Table 1: A comparison of ML tasks supported out-of-the-box in popular low-code and AutoML libraries for tabular, image, audio, text and graph data.

The following table in markdown format has the caption: Table 1: A comparison of ML tasks supported out-of-the-box in popular low-code and AutoML libraries for tabular, image, audio, text and graph data.

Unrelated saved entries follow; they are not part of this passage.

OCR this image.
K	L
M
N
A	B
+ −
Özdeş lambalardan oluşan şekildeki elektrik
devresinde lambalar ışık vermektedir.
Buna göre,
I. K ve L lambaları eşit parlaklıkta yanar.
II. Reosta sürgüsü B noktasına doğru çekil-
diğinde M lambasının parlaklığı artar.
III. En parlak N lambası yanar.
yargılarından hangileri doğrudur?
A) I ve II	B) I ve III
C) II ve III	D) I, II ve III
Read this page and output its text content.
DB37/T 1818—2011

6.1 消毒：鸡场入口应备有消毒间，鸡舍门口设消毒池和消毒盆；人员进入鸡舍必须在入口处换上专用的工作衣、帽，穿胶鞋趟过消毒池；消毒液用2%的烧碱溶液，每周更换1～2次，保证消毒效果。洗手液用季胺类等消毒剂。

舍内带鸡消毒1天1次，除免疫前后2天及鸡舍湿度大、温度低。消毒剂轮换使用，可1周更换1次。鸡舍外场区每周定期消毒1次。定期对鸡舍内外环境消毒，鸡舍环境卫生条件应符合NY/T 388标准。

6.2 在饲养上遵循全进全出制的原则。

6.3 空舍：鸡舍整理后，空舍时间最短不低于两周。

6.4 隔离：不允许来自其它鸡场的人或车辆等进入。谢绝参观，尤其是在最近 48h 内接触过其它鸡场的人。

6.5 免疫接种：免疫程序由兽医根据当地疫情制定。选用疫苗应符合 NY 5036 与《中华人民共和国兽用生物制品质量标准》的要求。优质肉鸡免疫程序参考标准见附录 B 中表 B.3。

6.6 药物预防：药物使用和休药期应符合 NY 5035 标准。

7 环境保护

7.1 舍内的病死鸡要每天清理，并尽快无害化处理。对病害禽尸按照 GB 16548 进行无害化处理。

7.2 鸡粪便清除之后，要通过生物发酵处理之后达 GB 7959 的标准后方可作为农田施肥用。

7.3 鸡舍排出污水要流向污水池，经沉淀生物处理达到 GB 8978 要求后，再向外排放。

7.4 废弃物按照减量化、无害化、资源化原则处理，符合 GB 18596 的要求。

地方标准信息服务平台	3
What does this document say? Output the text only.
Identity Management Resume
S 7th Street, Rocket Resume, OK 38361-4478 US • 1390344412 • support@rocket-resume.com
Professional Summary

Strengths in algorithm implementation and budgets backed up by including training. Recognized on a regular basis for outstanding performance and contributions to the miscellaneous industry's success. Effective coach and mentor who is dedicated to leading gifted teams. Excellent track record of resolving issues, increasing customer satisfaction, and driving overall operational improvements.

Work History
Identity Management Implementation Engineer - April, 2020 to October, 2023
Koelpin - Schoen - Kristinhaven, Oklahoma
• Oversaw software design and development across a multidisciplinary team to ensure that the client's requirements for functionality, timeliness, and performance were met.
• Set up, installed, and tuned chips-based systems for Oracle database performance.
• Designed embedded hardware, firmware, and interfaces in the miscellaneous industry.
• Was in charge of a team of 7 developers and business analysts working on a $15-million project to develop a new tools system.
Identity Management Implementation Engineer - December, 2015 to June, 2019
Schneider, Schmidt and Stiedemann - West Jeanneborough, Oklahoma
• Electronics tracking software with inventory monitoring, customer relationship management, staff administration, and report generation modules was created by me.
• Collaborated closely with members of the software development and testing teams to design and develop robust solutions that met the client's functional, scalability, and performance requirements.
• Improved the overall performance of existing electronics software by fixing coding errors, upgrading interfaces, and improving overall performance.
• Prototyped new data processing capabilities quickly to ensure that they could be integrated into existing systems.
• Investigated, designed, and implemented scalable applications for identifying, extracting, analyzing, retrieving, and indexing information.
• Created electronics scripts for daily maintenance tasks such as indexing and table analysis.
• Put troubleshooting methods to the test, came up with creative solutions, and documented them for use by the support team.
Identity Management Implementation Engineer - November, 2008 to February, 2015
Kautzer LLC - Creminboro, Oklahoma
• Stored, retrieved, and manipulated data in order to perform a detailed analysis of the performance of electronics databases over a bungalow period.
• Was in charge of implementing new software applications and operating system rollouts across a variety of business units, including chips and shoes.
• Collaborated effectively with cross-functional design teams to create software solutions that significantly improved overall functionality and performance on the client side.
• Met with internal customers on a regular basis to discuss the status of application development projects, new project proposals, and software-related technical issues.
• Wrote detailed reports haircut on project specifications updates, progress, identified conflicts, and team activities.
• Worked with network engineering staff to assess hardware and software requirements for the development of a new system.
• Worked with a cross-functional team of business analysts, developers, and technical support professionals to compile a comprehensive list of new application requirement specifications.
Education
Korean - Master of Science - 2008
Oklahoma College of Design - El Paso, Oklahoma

The following table in markdown format includes this list of columns:
- Task
- ktrain
- fastai
- Ludwig
- AutoKeras
- AutoGluon

|Task|ktrain|fastai|Ludwig|AutoKeras|AutoGluon|
|---|---|---|---|---|---|
|Tabular: Classification/Regression|✓|✓|✓|✓|✓|
|Tabular: Causal Machine Learning|✓|None|None|None|None|
|Tabular: Time Series Forecasting|None|None|✓|✓|None|
|Tabular: Collaborative Filtering|None|✓|None|None|None|
|Image: Classification/Regression|✓|✓|✓|✓|✓|
|Image: Object Detection|prefitted*|✓|None|None|✓|
|Image: Image Captioning|prefitted*|None|✓|None|None|
|Image: Segmentation|None|✓|None|None|None|
|Image: GANs|None|✓|None|None|None|
|Image: Keypoint/Pose Estimation|None|✓|None|None|None|
|Audio: Classification/Regression|None|None|✓|None|None|
|Audio: Speech Transcription|prefitted*|None|✓|None|None|
|Text: Classification/Regression|✓|✓|✓|✓|✓|
|Text: Sequence-Tagging|✓|None|✓|None|None|
|Text: Unsupervised Topic Modeling|✓|None|None|None|None|
|Text: Semantic Search|✓|None|None|None|None|
|Text: End-to-End Question-Answering|✓*|None|None|None|None|
|Text: Zero-Shot Learning|✓|None|None|None|None|
|Text: Language Translation|prefitted*|None|✓|None|None|
|Text: Summarization|prefitted*|None|✓|None|None|
|Text: Text Extraction|✓|None|None|None|None|
|Text: QA-Based Information Extraction|✓*|None|None|None|None|
|Text: Keyphrase Extraction|✓|None|None|None|None|
|Graph: Node Classification|✓|None|None|None|None|
|Graph: Link Prediction|✓|None|None|None|None|

The caption_tables function pre-pended the table text with an alternative caption in this example. You can skip over tables that already have captions by supplying only_caption_missing=True.